Incorporating Rich Social Interactions Into MDPs
This work addresses the challenge of incorporating complex social behaviors into robotics, which is crucial for developing more human-like autonomous agents, though it appears incremental as it builds on existing MDP frameworks.
The authors tackled the problem of enabling robots to engage in rich social interactions by formalizing a theory from microsociology and economics into an extended Social MDP, resulting in a robotic agent capable of zero-shot execution of social interactions in new environments with judgments closely aligning with human assessments.
Much of what we do as humans is engage socially with other agents, a skill that robots must also eventually possess.
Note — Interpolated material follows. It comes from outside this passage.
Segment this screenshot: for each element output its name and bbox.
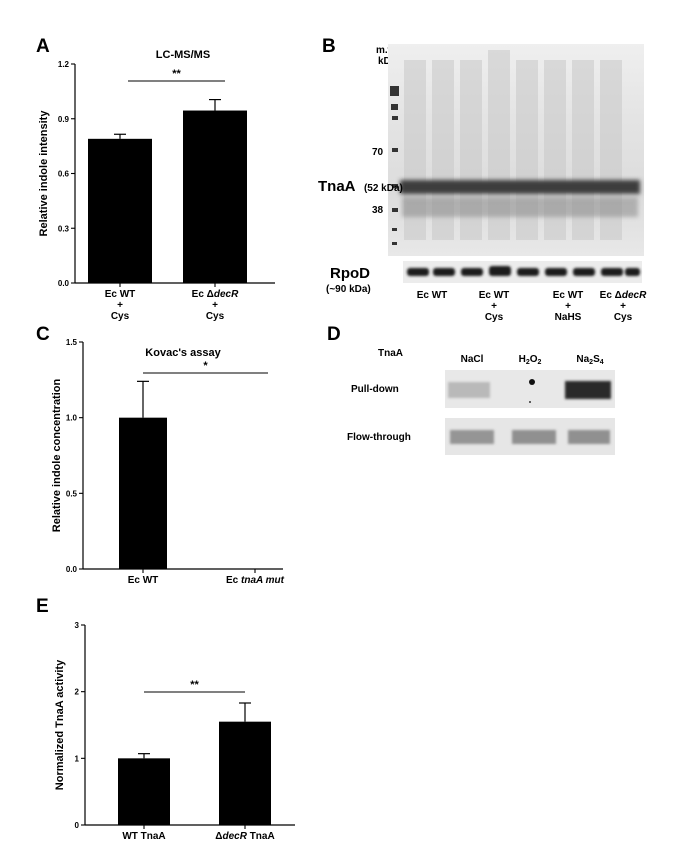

We demonstrate that a rich theory of social interactions originating from microsociology and economics can be formalized by extending a nested MDP where agents reason about arbitrary functions of each other's hidden rewards. This extended Social MDP allows us to encode the five basic interactions that underlie microsociology: cooperation, conflict, coercion, competition, and exchange. The result is a robotic agent capable of executing social interactions zero-shot in new environments; like humans it can engage socially in novel ways even without a single example of that social interaction. Moreover, the judgments of these Social MDPs align closely with those of humans when considering which social interaction is taking place in an environment. This method both sheds light on the nature of social interactions, by providing concrete mathematical definitions, and brings rich social interactions into a mathematical framework that has proven to be natural for robotics, MDPs.